Édito de Franck Arguillère

Il n'a pas peur des grandes phrases et des grands mots, Nicolas Hulot. Dans son livre Osons* qui vient de sortir, il dit que l'avenir de l'humanité est en jeu lors de la COP21 et il appelle les chefs d'États à être à la hauteur de l'événement. Il y parle de sens, d'amour, d'équité, de noblesse d'âme. On ne peut que souscrire mais j'ai le sentiment qu'aujourd'hui son discours a du mal à passer. Du reste l'ancien animateur de télévision s'en rend compte, semble-t-il, puisqu'il a appelé à la rescousse des humoristes du web pour concevoir un clip : Break the internet.

Il ne faut pas trop en vouloir à ceux qui regardent ailleurs lorsque la maison brûle. Quand une cause est excessivement imposante, notre premier réflexe est de détourner le regard. L'homme est ainsi fait qu'il montre une grande ingéniosité pour inventer des stratégies d'évitements face à un problème par trop angoissant. Une amie japonaise m'expliquait qu'au moment de la catastrophe de Fukushima, les gens n'étaient pas capables au Japon d'aborder la question de la contamination de l'air et des aliments. Ils continuaient de vivre comme si rien ne s'était passé, au risque de mettre leur santé et leur vie en danger.
Quand Nicolas Hulot ne parle pas, un tic du visage trahit sa nervosité. Apparemment pour lui aussi la cause est lourde à porter.

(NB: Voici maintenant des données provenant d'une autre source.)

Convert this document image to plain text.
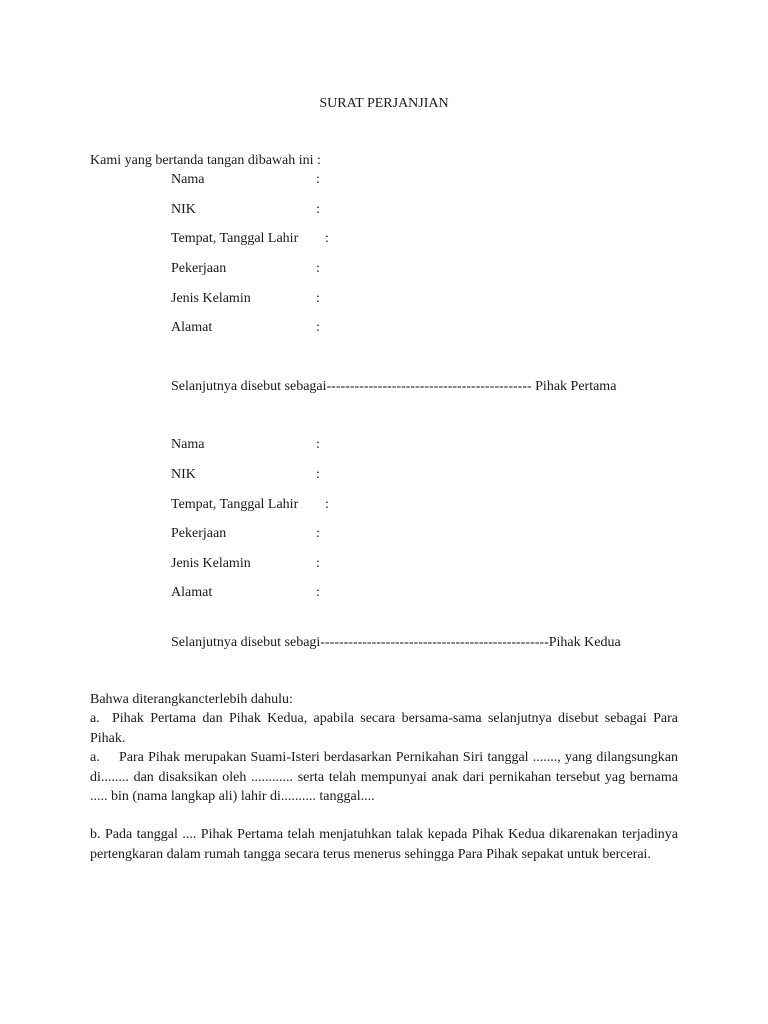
SURAT PERJANJIAN
Kami yang bertanda tangan dibawah ini :
Nama	:
NIK	:
Tempat, Tanggal Lahir :
Pekerjaan	:
Jenis Kelamin	:
Alamat	:
Selanjutnya disebut sebagai-------------------------------------------- Pihak Pertama
Nama	:
NIK	:
Tempat, Tanggal Lahir :
Pekerjaan	:
Jenis Kelamin	:
Alamat	:
Selanjutnya disebut sebagi-------------------------------------------------Pihak Kedua
Bahwa diterangkancterlebih dahulu:
a. Pihak Pertama dan Pihak Kedua, apabila secara bersama-sama selanjutnya disebut sebagai Para Pihak.
a. Para Pihak merupakan Suami-Isteri berdasarkan Pernikahan Siri tanggal ......., yang dilangsungkan di........ dan disaksikan oleh ............ serta telah mempunyai anak dari pernikahan tersebut yag bernama ..... bin (nama langkap ali) lahir di.......... tanggal....
b. Pada tanggal .... Pihak Pertama telah menjatuhkan talak kepada Pihak Kedua dikarenakan terjadinya pertengkaran dalam rumah tangga secara terus menerus sehingga Para Pihak sepakat untuk bercerai.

L'environnement est un sujet anxiogène par nature. Je suis certain que la plupart d'entre nous sommes très conscients de l'ampleur des menaces. Mais nous ne voyons pas distinctement la manière d'y échapper et les échéances semblent encore diffuses et lointaines. De plus, dans ce monde totalement voué au court-termisme nous avons peu confiance dans la capacité des décideurs à apporter les solutions nécessaires. Nous ne sommes pas non plus persuadés de l'aptitude de nos concitoyens à faire preuve du civisme nécessaire. Nous préférons alors botter en touche et nous réfugier dans la futilité ou le déni.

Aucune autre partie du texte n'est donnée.